Fuel for the work required — carbohydrate periodization for runners
Carbohydrate is no longer a static daily number. It is a daily variable tied to the training load. Learn the sliding scale that elite coaches now use.
The 2016 joint position statement of the Academy of Nutrition and Dietetics, Dietitians of Canada and the American College of Sports Medicine established the global sliding scale for runner carbohydrate intake: 3–5 g/kg/day for low-intensity days, 5–7 g/kg/day for ~1 hour moderate training, 6–10 g/kg/day for 1–3 hour moderate-to-high training, and 8–12 g/kg/day for >4 hour commitment days. Under this framework, a 70 kg runner's daily carb target varies from 210 g on a rest day to 700+ g on a long-run or race day.
The operational translation — popularised by Trent Stellingwerff (IJSNEM, 2018) and Impey et al. (Sports Medicine, 2018) — is "fuel for the work required". Match carbohydrate intake to each session's demands rather than applying a single daily ratio. Easy aerobic runs can be completed with lower carbohydrate availability, amplifying mitochondrial and fat-oxidation adaptations. Threshold sessions and intervals require higher carbohydrate availability to protect workout quality. Long runs and races require full fuelling and race-nutrition rehearsal.
The "train-low, compete-high" family of protocols exploits this. Two-a-days with low-carb recovery between sessions, overnight fasted easy runs after a glycogen-depleting evening session, and Laurent Marquet's sleep-low protocol (MSSE, 2016) — evening high-intensity session, low-carb dinner, sleep, fasted easy run, then refuel — produced measurable performance gains in trained triathletes. The effect is not magical; it selectively stresses the cellular adaptations that shift toward greater fat oxidation capacity.

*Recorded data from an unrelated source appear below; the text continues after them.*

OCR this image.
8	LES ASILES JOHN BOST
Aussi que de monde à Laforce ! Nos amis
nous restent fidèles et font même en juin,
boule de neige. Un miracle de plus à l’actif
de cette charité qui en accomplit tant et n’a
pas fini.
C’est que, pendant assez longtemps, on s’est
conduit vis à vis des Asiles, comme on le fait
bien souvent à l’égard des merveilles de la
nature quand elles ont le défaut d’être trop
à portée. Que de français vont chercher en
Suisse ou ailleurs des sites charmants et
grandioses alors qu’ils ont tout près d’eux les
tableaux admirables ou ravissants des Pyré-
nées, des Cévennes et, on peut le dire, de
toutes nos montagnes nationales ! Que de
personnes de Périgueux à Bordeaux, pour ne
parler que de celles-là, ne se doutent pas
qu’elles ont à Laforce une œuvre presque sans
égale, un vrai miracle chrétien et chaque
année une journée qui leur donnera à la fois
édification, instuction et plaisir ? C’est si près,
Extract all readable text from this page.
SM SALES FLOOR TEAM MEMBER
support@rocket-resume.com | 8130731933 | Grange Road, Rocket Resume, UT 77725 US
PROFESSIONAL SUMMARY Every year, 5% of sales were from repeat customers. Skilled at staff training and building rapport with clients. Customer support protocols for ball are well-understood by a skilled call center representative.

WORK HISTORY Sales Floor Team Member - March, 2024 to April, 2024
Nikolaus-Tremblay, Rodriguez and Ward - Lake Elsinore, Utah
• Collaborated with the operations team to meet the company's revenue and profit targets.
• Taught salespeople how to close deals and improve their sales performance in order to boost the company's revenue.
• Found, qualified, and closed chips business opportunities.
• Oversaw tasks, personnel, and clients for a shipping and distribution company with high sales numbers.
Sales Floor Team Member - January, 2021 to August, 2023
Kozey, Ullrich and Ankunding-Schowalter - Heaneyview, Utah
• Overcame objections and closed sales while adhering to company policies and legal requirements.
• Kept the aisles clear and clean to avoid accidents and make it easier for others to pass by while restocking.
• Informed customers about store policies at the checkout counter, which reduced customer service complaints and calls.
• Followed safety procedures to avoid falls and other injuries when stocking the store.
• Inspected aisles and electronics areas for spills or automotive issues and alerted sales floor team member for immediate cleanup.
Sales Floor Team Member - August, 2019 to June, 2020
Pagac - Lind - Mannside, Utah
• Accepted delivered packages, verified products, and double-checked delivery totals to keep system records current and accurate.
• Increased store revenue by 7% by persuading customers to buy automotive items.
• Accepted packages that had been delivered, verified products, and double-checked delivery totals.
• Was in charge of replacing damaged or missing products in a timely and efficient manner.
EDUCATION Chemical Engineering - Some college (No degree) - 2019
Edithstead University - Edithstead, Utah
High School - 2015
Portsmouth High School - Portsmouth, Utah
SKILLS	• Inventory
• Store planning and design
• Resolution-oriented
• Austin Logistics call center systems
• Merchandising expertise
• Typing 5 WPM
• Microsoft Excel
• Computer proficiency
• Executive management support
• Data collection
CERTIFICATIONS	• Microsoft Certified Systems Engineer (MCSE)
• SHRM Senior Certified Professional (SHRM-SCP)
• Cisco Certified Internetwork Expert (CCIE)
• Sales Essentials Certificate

The counterweight is important. Louise Burke and collaborators have repeatedly warned against chronic train-low in high-volume athletes due to immune suppression, under-recovery, and RED-S risk. Periodization must be periodized. Use train-low strategically in base phase; use fuel-high in race-specific work and peak phases. Never combine low-carb training with energy restriction — that is the recipe for broken runners.
Practical template for a 70 kg marathoner in the build phase: 4 g/kg (280 g) on complete rest; 5–6 g/kg on easy runs 45–75 min; 7–8 g/kg on tempo or interval days; 8–10 g/kg on long runs ≥2 hours; 10 g/kg in the 36–48 hours before a race simulation or race. Carbohydrate shifts by the day, not by the week.